If it were left to ourselves, 
who would know what word is right 
to be offered as praise in the sight of God 
or which of our perishable thoughts worthy of entering eternity?  
On the other hand, one might ask:  
Why should we follow the liturgy?  
Should we not say, one ought to pray when one is ready to pray?
The time to pray is all the time.  
There is always an opportunity to disclose the holy, 
but when we fail to seize it, 
there are definite moments in the liturgical order of the day, 
there are words in the liturgical order of our speech to remind us.  
These words are like mountain peaks pointing to the unfathomable.  Ascending their trails we arrive at prayer.  
from "Man's Quest for God" 1954


That must have been what happened to Mary when she erupted in the Magnificat which echoes parts of Psalm 34.  At her joy, her body reached for words, "sanctified by the honesty and love of generations," and her particular culling of those words and phrases, fell together as both new and ancient.


Today, I think I will surrender and let the words grasp my being.



The Lord hears the cry of the poor.  Blessed be the Lord.

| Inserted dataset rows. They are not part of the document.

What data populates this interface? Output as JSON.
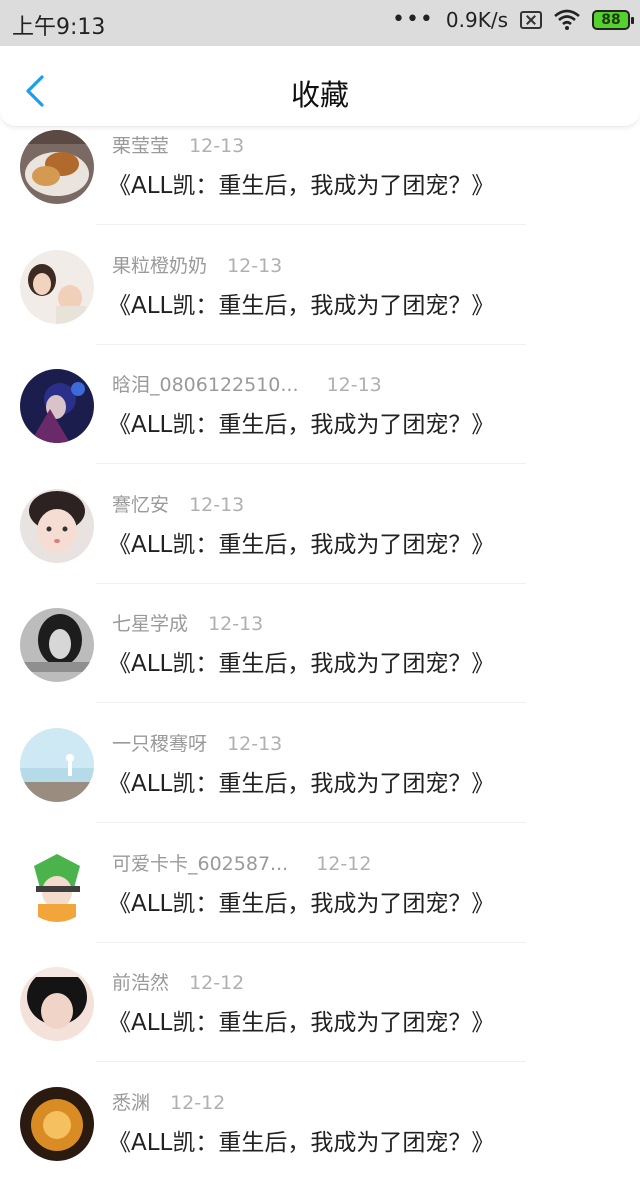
{
  "status_bar": {
    "time": "上午9:13",
    "dots": "•••",
    "speed": "0.9K/s",
    "battery": "88"
  },
  "header": {
    "title": "收藏"
  },
  "items": [
    {
      "user": "栗莹莹",
      "date": "12-13",
      "text": "《ALL凯：重生后，我成为了团宠？》"
    },
    {
      "user": "果粒橙奶奶",
      "date": "12-13",
      "text": "《ALL凯：重生后，我成为了团宠？》"
    },
    {
      "user": "晗泪_0806122510...",
      "date": "12-13",
      "text": "《ALL凯：重生后，我成为了团宠？》"
    },
    {
      "user": "謇忆安",
      "date": "12-13",
      "text": "《ALL凯：重生后，我成为了团宠？》"
    },
    {
      "user": "七星学成",
      "date": "12-13",
      "text": "《ALL凯：重生后，我成为了团宠？》"
    },
    {
      "user": "一只稷骞呀",
      "date": "12-13",
      "text": "《ALL凯：重生后，我成为了团宠？》"
    },
    {
      "user": "可爱卡卡_602587...",
      "date": "12-12",
      "text": "《ALL凯：重生后，我成为了团宠？》"
    },
    {
      "user": "前浩然",
      "date": "12-12",
      "text": "《ALL凯：重生后，我成为了团宠？》"
    },
    {
      "user": "悉渊",
      "date": "12-12",
      "text": "《ALL凯：重生后，我成为了团宠？》"
    }
  ]
}
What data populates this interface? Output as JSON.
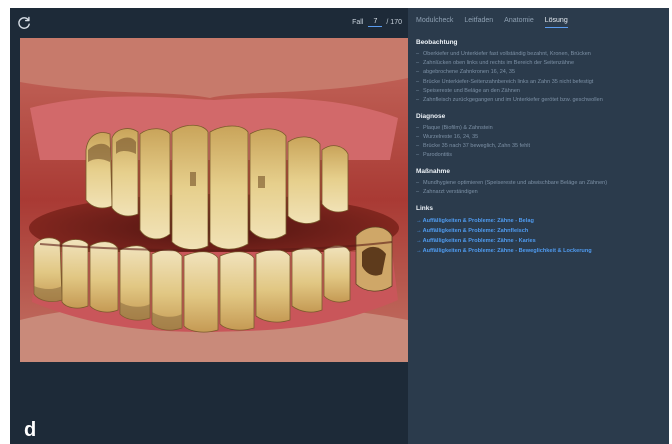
{
  "viewer": {
    "refresh_icon": "refresh-icon",
    "case_label": "Fall",
    "case_number": "7",
    "case_total": "/ 170",
    "figure_letter": "d"
  },
  "tabs": [
    {
      "label": "Modulcheck",
      "active": false
    },
    {
      "label": "Leitfaden",
      "active": false
    },
    {
      "label": "Anatomie",
      "active": false
    },
    {
      "label": "Lösung",
      "active": true
    }
  ],
  "sections": [
    {
      "title": "Beobachtung",
      "items": [
        "Oberkiefer und Unterkiefer fast vollständig bezahnt, Kronen, Brücken",
        "Zahnlücken oben links und rechts im Bereich der Seitenzähne",
        "abgebrochene Zahnkronen 16, 24, 35",
        "Brücke Unterkiefer-Seitenzahnbereich links an Zahn 35 nicht befestigt",
        "Speisereste und Beläge an den Zähnen",
        "Zahnfleisch zurückgegangen und im Unterkiefer gerötet bzw. geschwollen"
      ]
    },
    {
      "title": "Diagnose",
      "items": [
        "Plaque (Biofilm) & Zahnstein",
        "Wurzelreste 16, 24, 35",
        "Brücke 35 nach 37 beweglich, Zahn 35 fehlt",
        "Parodontitis"
      ]
    },
    {
      "title": "Maßnahme",
      "items": [
        "Mundhygiene optimieren (Speisereste und abwischbare Beläge an Zähnen)",
        "Zahnarzt verständigen"
      ]
    }
  ],
  "links": {
    "title": "Links",
    "items": [
      "Auffälligkeiten & Probleme: Zähne - Belag",
      "Auffälligkeiten & Probleme: Zahnfleisch",
      "Auffälligkeiten & Probleme: Zähne - Karies",
      "Auffälligkeiten & Probleme: Zähne - Beweglichkeit & Lockerung"
    ]
  },
  "colors": {
    "panel_bg": "#2b3b4c",
    "viewer_bg": "#1d2a38",
    "accent": "#5a9cf0",
    "link": "#4f9bf0",
    "muted_text": "#7d91a6"
  }
}
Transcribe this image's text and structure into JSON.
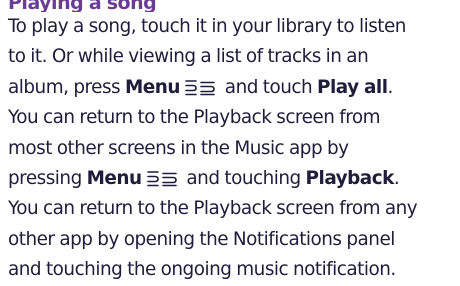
{
  "heading": "Playing a song",
  "lines": [
    {
      "text": "To play a song, touch it in your library to listen"
    },
    {
      "text": "to it. Or while viewing a list of tracks in an"
    },
    {
      "pre": "album, press ",
      "bold1": "Menu",
      "mid": " and touch ",
      "bold2": "Play all",
      "post": "."
    },
    {
      "text": "You can return to the Playback screen from"
    },
    {
      "text": "most other screens in the Music app by"
    },
    {
      "pre": "pressing ",
      "bold1": "Menu",
      "mid": " and touching ",
      "bold2": "Playback",
      "post": "."
    },
    {
      "text": "You can return to the Playback screen from any"
    },
    {
      "text": "other app by opening the Notifications panel"
    },
    {
      "text": "and touching the ongoing music notification."
    }
  ],
  "icons": {
    "menu_key": "menu-key-icon"
  },
  "colors": {
    "text": "#1f1d3a",
    "heading": "#6a3c96"
  }
}
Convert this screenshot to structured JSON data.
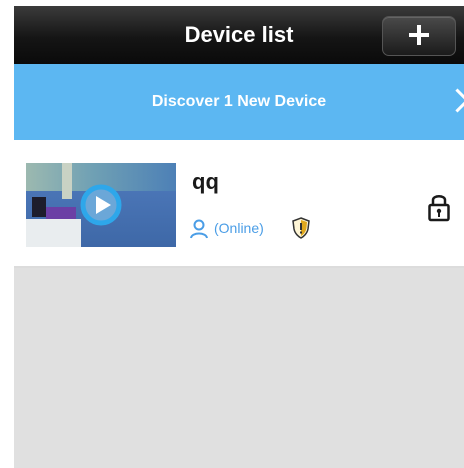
{
  "header": {
    "title": "Device list",
    "add_button_icon": "plus-icon"
  },
  "discover": {
    "label": "Discover 1 New Device",
    "icon": "chevron-right-icon"
  },
  "devices": [
    {
      "name": "qq",
      "status": "(Online)",
      "user_icon": "user-icon",
      "shield_icon": "shield-icon",
      "lock_icon": "lock-icon",
      "thumbnail_icon": "play-icon"
    }
  ],
  "colors": {
    "header_background": "#151515",
    "discover_background": "#5cb7f2",
    "accent": "#4a9de6",
    "play_ring": "#2ea7ea",
    "shield": "#e0a81e",
    "empty_background": "#e0e0e0"
  }
}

I will bless the Lord at all times, with praise ever in my mouth.
Let my soul glory in the Lord, who will hear the cry of the poor.
-
Let the lowly hear and be glad: the Lord listens to their pleas;
and to hearts broken God is near, who will hear the cry of the poor.
-
Every spirit crushed God will save; will be ransom for their lives;
will be safe shelter for their fears, and will hear the cry of the poor.
-
We proclaim your greatness, O God, your praise ever in our mouth;
every face brightened in your light, for you hear the cry of the poor.